Kelvin circuit with Arduino, LM317 and INA219

Hi everyone,

I am trying to build a 4-wire (kelvin) circuit to measure resistance in a precise manner. For simple tests I am using a 4,7 Ohm and a 10 Ohm resistor.

So first of all I have built a constant current circuit with a LM317 which outputs 100mA and is equal to the Ammeter in the cicuit above. This seems to work so far. I power this circuit via the Vin pin of my Arduino.

To measure the voltage drop, I have connected Vin+ and Vin- of my INA219 breakout board like the Voltmeter in the circuit above.
For a quick test I am using the example sketch of the breakout board.
The problem is that the shunt voltage I see in the serial monitor seems to be wrong because I do not get the right value for my resistor when I use Ohm's law.
But if i use my multimeter instead of the INA219 I can see the correct voltage drop of about 150 mA when I use the 4,7 Ohm resistor. So the problem seems to be located at the INA219.

I would be very grateful if you could help me to find my error.

Kind regards,

If you're using the usual INA219 board, you need to put that in series with your Rx value. Why? Measure across the boards input terminals with your ohmmeter and it will become apparent...

Also, 100ma into 4.7ohms will not result in 150mv (assuming your stated 150ma was a typo). In addition, you might want to consider powering your '317 from a separate 30-ish volt, stable power supply. Otherwise, you'll be limited to about 50 ohms on the upper end of your measurement capability and that's assuming about 8-9 volts on Vin.

The 1NA219 is a current measuring board, not a voltage measuring device.

As you diagram shows you are measuring a voltage, you do that with a voltmeter.
The 1NA219 already has a low value resistor across its Vin+ and Vin- input terminals.

That is the R100 component on the PCB.

Tom.. :slight_smile:

@TomGeorge: I have read that it is possible to use the INA219 for my application but without any details.

@avr_fred: When I measure the resistance across the input terminals of the INA219 I see the resistance of the shunt --> 0,1 Ohm
Yes you are right, I have mixed everything up during my experiments. I have now put the INA219 in series with my resistor whose resistance I would like to know. You can see that in the circuit below.

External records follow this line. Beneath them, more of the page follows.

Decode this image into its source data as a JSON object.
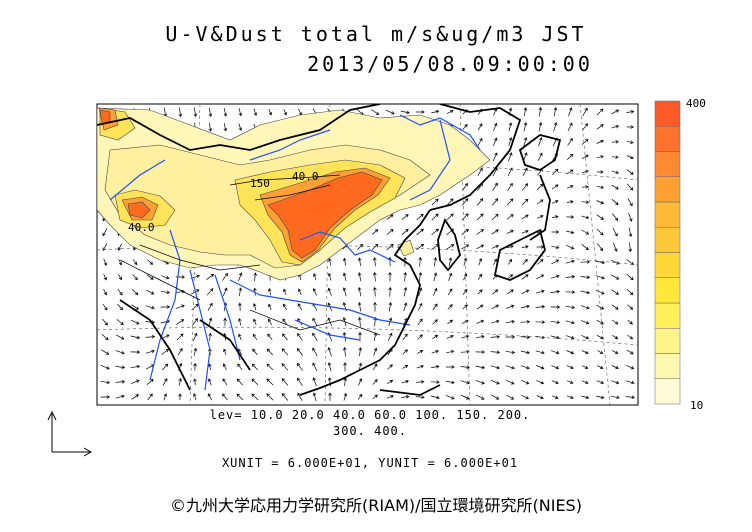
{
  "title": {
    "line1": "U-V&Dust total m/s&ug/m3 JST",
    "line2": "2013/05/08.09:00:00"
  },
  "colorbar": {
    "max_label": "400",
    "min_label": "10",
    "colors": [
      "#fffbd8",
      "#fff8b0",
      "#fff48a",
      "#fff05c",
      "#ffe83a",
      "#ffd838",
      "#ffc838",
      "#ffb838",
      "#ffa035",
      "#ff8a32",
      "#ff722e",
      "#ff5a28"
    ]
  },
  "legend": {
    "levels_line1": "lev= 10.0 20.0 40.0 60.0 100. 150. 200.",
    "levels_line2": "300. 400.",
    "units": "XUNIT = 6.000E+01, YUNIT = 6.000E+01"
  },
  "contour_labels": [
    "40.0",
    "150",
    "40.0"
  ],
  "copyright": "©九州大学応用力学研究所(RIAM)/国立環境研究所(NIES)",
  "map_colors": {
    "dust_light": "#fff6b8",
    "dust_mid": "#ffe45a",
    "dust_heavy": "#ff6a1e",
    "rivers": "#1e50ff",
    "coast": "#000000"
  }
}
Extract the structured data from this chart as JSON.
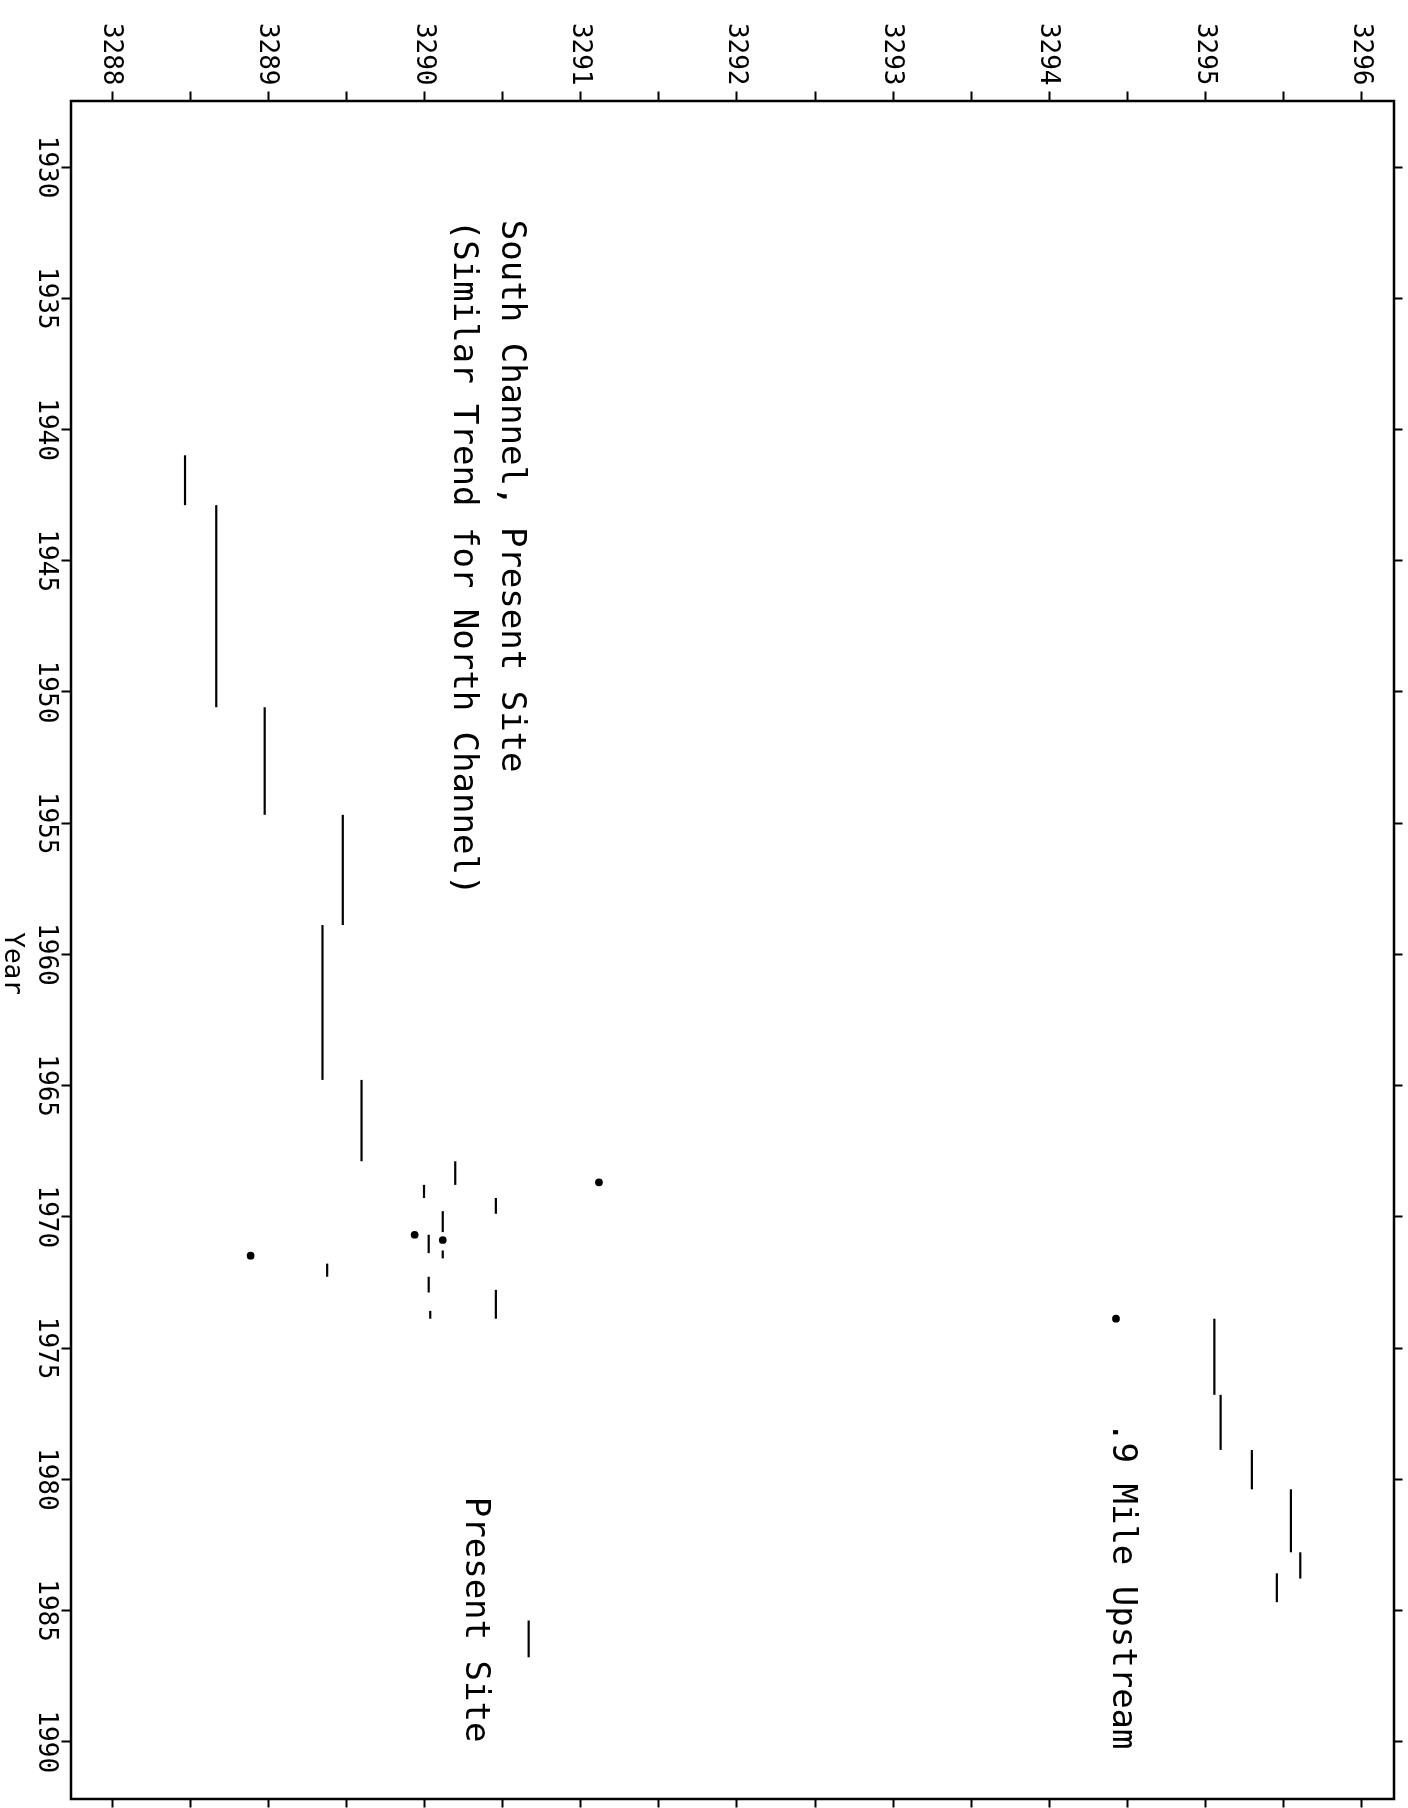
{
  "chart_data": {
    "type": "line",
    "ylabel": "Year",
    "annotations": [
      "South Channel, Present Site",
      "(Similar Trend for North Channel)",
      ".9 Mile Upstream",
      "Present Site"
    ],
    "xlim": [
      3287.74,
      3296.21
    ],
    "xticks": [
      3288,
      {
        "value": 3288.5,
        "label": null
      },
      3289,
      {
        "value": 3289.5,
        "label": null
      },
      3290,
      {
        "value": 3290.5,
        "label": null
      },
      3291,
      {
        "value": 3291.5,
        "label": null
      },
      3292,
      {
        "value": 3292.5,
        "label": null
      },
      3293,
      {
        "value": 3293.5,
        "label": null
      },
      3294,
      {
        "value": 3294.5,
        "label": null
      },
      3295,
      {
        "value": 3295.5,
        "label": null
      },
      3296
    ],
    "ylim": [
      1992.2,
      1927.5
    ],
    "yticks": [
      1930,
      1935,
      1940,
      1945,
      1950,
      1955,
      1960,
      1965,
      1970,
      1975,
      1980,
      1985,
      1990
    ],
    "grid": false,
    "marker": "none",
    "line_style": "solid",
    "series": [
      {
        "color": "#000000",
        "x": [
          3288.47,
          3288.47
        ],
        "values": [
          1941.0,
          1942.9
        ]
      },
      {
        "color": "#000000",
        "x": [
          3288.67,
          3288.67
        ],
        "values": [
          1942.9,
          1950.6
        ]
      },
      {
        "color": "#000000",
        "x": [
          3288.98,
          3288.98
        ],
        "values": [
          1950.6,
          1954.7
        ]
      },
      {
        "color": "#000000",
        "x": [
          3289.48,
          3289.48
        ],
        "values": [
          1954.7,
          1958.9
        ]
      },
      {
        "color": "#000000",
        "x": [
          3289.35,
          3289.35
        ],
        "values": [
          1958.9,
          1964.8
        ]
      },
      {
        "color": "#000000",
        "x": [
          3289.6,
          3289.6
        ],
        "values": [
          1964.8,
          1967.9
        ]
      },
      {
        "color": "#000000",
        "x": [
          3290.2,
          3290.2
        ],
        "values": [
          1967.9,
          1968.8
        ]
      },
      {
        "color": "#000000",
        "x": [
          3290.0,
          3290.0
        ],
        "values": [
          1968.8,
          1969.3
        ]
      },
      {
        "color": "#000000",
        "x": [
          3290.46,
          3290.46
        ],
        "values": [
          1969.3,
          1969.9
        ]
      },
      {
        "color": "#000000",
        "x": [
          3290.12,
          3290.12
        ],
        "values": [
          1969.8,
          1970.6
        ]
      },
      {
        "color": "#000000",
        "x": [
          3290.03,
          3290.03
        ],
        "values": [
          1970.7,
          1971.4
        ]
      },
      {
        "color": "#000000",
        "x": [
          3290.12,
          3290.12
        ],
        "values": [
          1971.3,
          1971.6
        ]
      },
      {
        "color": "#000000",
        "x": [
          3289.38,
          3289.38
        ],
        "values": [
          1971.8,
          1972.3
        ]
      },
      {
        "color": "#000000",
        "x": [
          3290.03,
          3290.03
        ],
        "values": [
          1972.3,
          1972.9
        ]
      },
      {
        "color": "#000000",
        "x": [
          3290.46,
          3290.46
        ],
        "values": [
          1972.8,
          1973.9
        ]
      },
      {
        "color": "#000000",
        "x": [
          3290.04,
          3290.04
        ],
        "values": [
          1973.6,
          1973.9
        ]
      },
      {
        "color": "#000000",
        "x": [
          3290.67,
          3290.67
        ],
        "values": [
          1985.4,
          1986.8
        ]
      },
      {
        "color": "#000000",
        "x": [
          3295.06,
          3295.06
        ],
        "values": [
          1973.9,
          1976.8
        ]
      },
      {
        "color": "#000000",
        "x": [
          3295.1,
          3295.1
        ],
        "values": [
          1976.8,
          1978.9
        ]
      },
      {
        "color": "#000000",
        "x": [
          3295.3,
          3295.3
        ],
        "values": [
          1978.9,
          1980.4
        ]
      },
      {
        "color": "#000000",
        "x": [
          3295.55,
          3295.55
        ],
        "values": [
          1980.4,
          1982.8
        ]
      },
      {
        "color": "#000000",
        "x": [
          3295.61,
          3295.61
        ],
        "values": [
          1982.8,
          1983.8
        ]
      },
      {
        "color": "#000000",
        "x": [
          3295.46,
          3295.46
        ],
        "values": [
          1983.6,
          1984.7
        ]
      },
      {
        "type": "scatter",
        "marker": "circle",
        "color": "#000000",
        "x": [
          3291.12,
          3289.94,
          3290.12,
          3288.89,
          3294.43
        ],
        "values": [
          1968.7,
          1970.7,
          1970.9,
          1971.5,
          1973.9
        ]
      }
    ]
  }
}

I am using the example sketch of the library.
In the serial monitor I see for a 10 Ohm "unknown resistor":

Bus Voltage: 0.11 V
Shunt Voltage: 1.27 mV
Load Voltage: 0.11 V
Current: 12.90 mA

for 20 Ohm:
Bus Voltage: 0.23 V
Shunt Voltage: 1.28 mV
Load Voltage: 0.23 V
Current: 12.80 mA

for 1,47 Ohm:
Bus Voltage: 0.00 V
Shunt Voltage: 1.28 mV
Load Voltage: 0.00 V
Current: 12.90 mA

for 4,7 Ohm:
Bus Voltage: 0.04 V
Shunt Voltage: 1.30 mV
Load Voltage: 0.04 V
Current: 12.60 mA

for 47 Ohm:
Bus Voltage: 0.56 V
Shunt Voltage: 1.31 mV
Load Voltage: 0.57 V
Current: 12.90 mA

Arduino is powered by a 7,5 V power supply. I will buy a 30 V power supply next week.

Now I feel a bit lost in how to calculate the unknown resistor. Any hint for me?

Re-think what you're doing.
You have an LM317 constant current circuit, and measure current (across a fixed internal 0.1ohm shunt).

  1. use a constant voltage across unknown resistor and shunt, and measure current.
  2. use a constant current, and measure voltage across the unknown resistor.


@TomGeorge: I have read that it is possible to use the INA219 for my application but without any details.

Yes you can, but not a INA219 breakout board, it has extra components that makes it a stand alone current measuring device.

As Wawa is trying to explain, your diagram shows you need to measure VOLTAGE across the resistor, not current, current will be constant because you are supplying the circuit with CONSTANT CURRENT from the LM317 circuit.

You need to look at the data sheet for the INA219, and the datasheet for your INA219 PCB

Can you tell us your electronics, programming, Arduino, hardware experience?

Thanks.. Tom... :slight_smile:
PS. Please read post #2.

OP has a similar thread where an ADS1115 is used as voltmeter across the unknown resistor.